Across Muhlenberg’s campus, students are taking initiative to spread awareness about climate and sustainability issues, and to make our community’s headspace as green as possible. Serena Hertzog ‘23 is a member of the Rita and Joseph Scheller (RJ) Fellows program, an honors community bringing together high-achieving and imaginative students who have demonstrated an exceptional intellectual and personal curiosity, and is taking on a project through the program’s senior Capstone experience that aims to inspire meaningful, environmental and social change for years to come.
Hertzog is an environmental science major whose passions lie primarily in environmental justice and the creation of a livable and equitable future. She believes in the power of education as an agent for social change, and as such, has taken on a project through the RJ Fellows program to build a sculpture of a tree on campus out of plastic bottle caps.
“My plan is to collect bottles at Muhlenberg College and at elementary schools in the community,” explained Hertzog. “I guess my thinking behind that is that our world is filled with plastic. And in order to create a beautiful future we have to think about reusing things, refusing things and re-envisioning the use of things. Also, of course, trees are critical to our environment.”
“…something I try to do is find beauty in everyday life and appreciate nature, and I hope that this [tree] will be an object of beauty that helps us to reflect on what is important and why we care so much about protecting our planet.”-Serena Hertzog ’23
Education is a foundational part of Hertzog’s work and motivation for the project as well as her overall philosophy on sustainable living, and, as such, her hope is to include elementary school students from the area in the creation of the sculpture.
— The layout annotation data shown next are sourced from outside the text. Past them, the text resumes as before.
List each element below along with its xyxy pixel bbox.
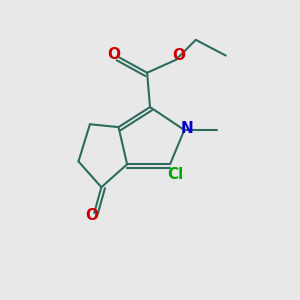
Text: O: O: [172, 48, 185, 63]
Text: Cl: Cl: [168, 167, 184, 182]
Text: O: O: [85, 208, 98, 223]
Text: O: O: [108, 47, 121, 62]
Text: N: N: [181, 121, 194, 136]
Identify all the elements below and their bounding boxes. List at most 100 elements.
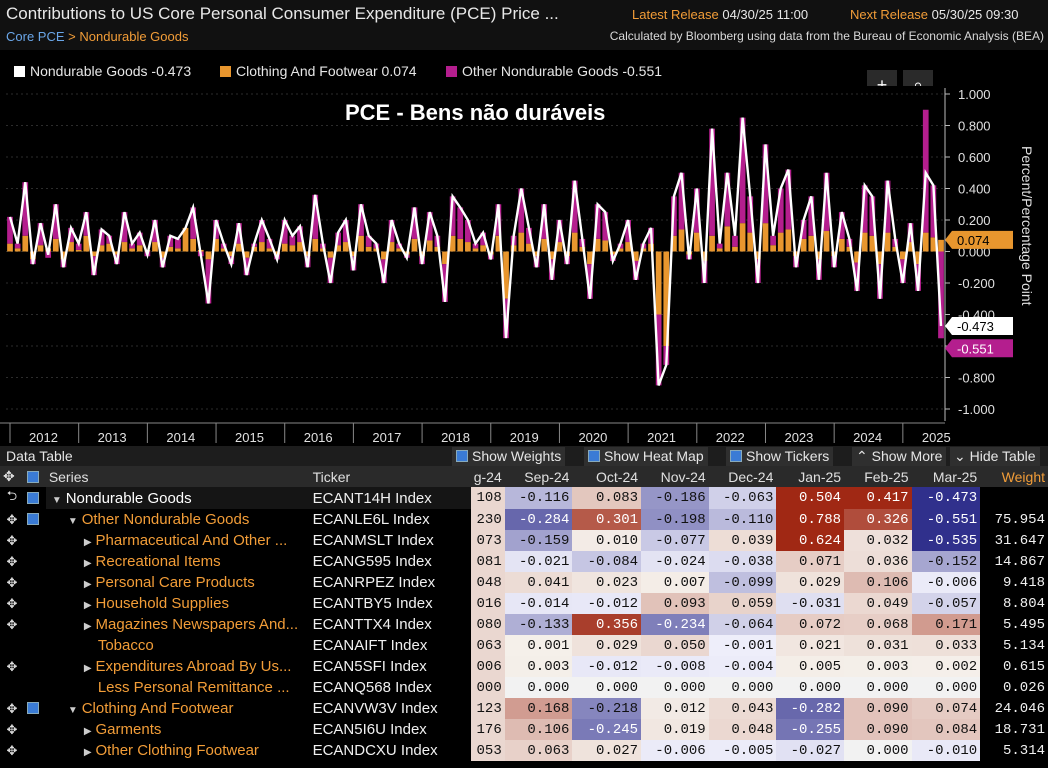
value-cell[interactable]: 0.071 — [776, 551, 844, 572]
row-checkbox[interactable] — [24, 740, 46, 761]
table-row[interactable]: Tobacco ECANAIFT Index 063 0.001 0.029 0.050-… — [0, 635, 1048, 656]
value-cell[interactable]: -0.245 — [572, 719, 641, 740]
ticker-cell[interactable]: ECANMSLT Index — [310, 530, 471, 551]
value-cell[interactable]: 000 — [471, 677, 505, 698]
caret-down-icon[interactable]: ▼ — [68, 516, 78, 527]
value-cell[interactable]: -0.535 — [912, 530, 981, 551]
value-cell[interactable]: -0.012 — [572, 593, 641, 614]
series-name-cell[interactable]: ▶ Magazines Newspapers And... — [46, 614, 310, 635]
ticker-cell[interactable]: ECANVW3V Index — [310, 698, 471, 719]
value-cell[interactable]: 0.504 — [776, 487, 844, 509]
value-cell[interactable]: -0.077 — [641, 530, 709, 551]
move-icon[interactable]: ✥ — [0, 530, 24, 551]
series-name-cell[interactable]: Tobacco — [46, 635, 310, 656]
month-header[interactable]: g-24 — [471, 466, 505, 487]
legend-item-nondurable[interactable]: Nondurable Goods -0.473 — [14, 63, 191, 79]
value-cell[interactable]: 0.000 — [505, 677, 573, 698]
table-row[interactable]: ✥ ▶ Pharmaceutical And Other ... ECANMSLT I… — [0, 530, 1048, 551]
value-cell[interactable]: -0.024 — [641, 551, 709, 572]
row-checkbox[interactable] — [24, 677, 46, 698]
value-cell[interactable]: 006 — [471, 656, 505, 677]
series-header[interactable]: Series — [46, 466, 310, 487]
row-checkbox[interactable] — [24, 530, 46, 551]
caret-right-icon[interactable]: ▶ — [84, 726, 92, 737]
value-cell[interactable]: 0.000 — [844, 677, 912, 698]
value-cell[interactable]: 0.000 — [572, 677, 641, 698]
value-cell[interactable]: 0.033 — [912, 635, 981, 656]
value-cell[interactable]: 0.007 — [641, 572, 709, 593]
row-checkbox[interactable] — [24, 487, 46, 509]
weight-header[interactable]: Weight — [980, 466, 1048, 487]
value-cell[interactable]: 0.000 — [641, 677, 709, 698]
value-cell[interactable]: 016 — [471, 593, 505, 614]
legend-item-clothing[interactable]: Clothing And Footwear 0.074 — [220, 63, 417, 79]
value-cell[interactable]: 176 — [471, 719, 505, 740]
value-cell[interactable]: 0.029 — [776, 572, 844, 593]
value-cell[interactable]: -0.031 — [776, 593, 844, 614]
row-checkbox[interactable] — [24, 551, 46, 572]
month-header[interactable]: Nov-24 — [641, 466, 709, 487]
value-cell[interactable]: -0.005 — [709, 740, 777, 761]
row-checkbox[interactable] — [24, 719, 46, 740]
header-move-icon[interactable]: ✥ — [0, 466, 24, 487]
value-cell[interactable]: 0.788 — [776, 509, 844, 530]
value-cell[interactable]: -0.027 — [776, 740, 844, 761]
table-row[interactable]: ✥ ▶ Other Clothing Footwear ECANDCXU Index 0… — [0, 740, 1048, 761]
value-cell[interactable]: 0.039 — [709, 530, 777, 551]
table-row[interactable]: ✥ ▶ Garments ECAN5I6U Index 176 0.106 -0.245 0.… — [0, 719, 1048, 740]
value-cell[interactable]: 0.000 — [844, 740, 912, 761]
series-name-cell[interactable]: Less Personal Remittance ... — [46, 677, 310, 698]
value-cell[interactable]: -0.084 — [572, 551, 641, 572]
value-cell[interactable]: 0.019 — [641, 719, 709, 740]
ticker-cell[interactable]: ECANRPEZ Index — [310, 572, 471, 593]
hide-table-button[interactable]: ⌄ Hide Table — [950, 447, 1040, 466]
value-cell[interactable]: 0.029 — [572, 635, 641, 656]
value-cell[interactable]: 0.171 — [912, 614, 981, 635]
move-icon[interactable]: ✥ — [0, 593, 24, 614]
caret-right-icon[interactable]: ▶ — [84, 747, 92, 758]
series-name-cell[interactable]: ▶ Expenditures Abroad By Us... — [46, 656, 310, 677]
value-cell[interactable]: 0.043 — [709, 698, 777, 719]
value-cell[interactable]: -0.057 — [912, 593, 981, 614]
row-checkbox[interactable] — [24, 698, 46, 719]
row-checkbox[interactable] — [24, 635, 46, 656]
value-cell[interactable]: 0.624 — [776, 530, 844, 551]
value-cell[interactable]: -0.234 — [641, 614, 709, 635]
value-cell[interactable]: 081 — [471, 551, 505, 572]
value-cell[interactable]: -0.014 — [505, 593, 573, 614]
value-cell[interactable]: 230 — [471, 509, 505, 530]
table-row[interactable]: Less Personal Remittance ... ECANQ568 Ind… — [0, 677, 1048, 698]
caret-right-icon[interactable]: ▶ — [84, 621, 92, 632]
value-cell[interactable]: 048 — [471, 572, 505, 593]
move-icon[interactable]: ✥ — [0, 509, 24, 530]
header-checkbox[interactable] — [24, 466, 46, 487]
move-icon[interactable]: ✥ — [0, 572, 24, 593]
table-row[interactable]: ✥ ▼ Clothing And Footwear ECANVW3V Index 123… — [0, 698, 1048, 719]
value-cell[interactable]: 0.021 — [776, 635, 844, 656]
value-cell[interactable]: 0.084 — [912, 719, 981, 740]
series-name-cell[interactable]: ▼ Nondurable Goods — [46, 487, 310, 509]
series-name-cell[interactable]: ▼ Other Nondurable Goods — [46, 509, 310, 530]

“The idea is that I would work together with kids to create this sculpture, and then the leaves would have the hopes and visions and dreams of the community and you’ve written on them for the future, and the future that we want to build together,” said Hertzog.
Hertzog sees trees as a representation of renewal, and as the natural manifestation of a safe haven, and in the spirit of those values, Hertzog is in the process of finding and securing a location on campus so that the sculpture can exist as a more permanent fixture within the community. She has considered a number of locations for the piece, including Fahy Commons, the exterior and interior of the Tree House (Muhlenberg’s sustainability studies interest house) and areas within the New Science Building, and is still deciding where the ideal position for the sculpture would be.
The project is still in early stages of development, but the campus can expect to see more updates in the coming months.
“I personally experience a lot of fear and uncertainty about our future, and even right now, we just got a snowfall and it’s beautiful,” explained Hertzog. “But also, this is our first snowfall [of the year], and that’s sort of a scary thing. So something I try to do is find beauty in everyday life and appreciate nature, and I hope that this [tree] will be an object of beauty that helps us to reflect on what is important and why we care so much about protecting our planet.”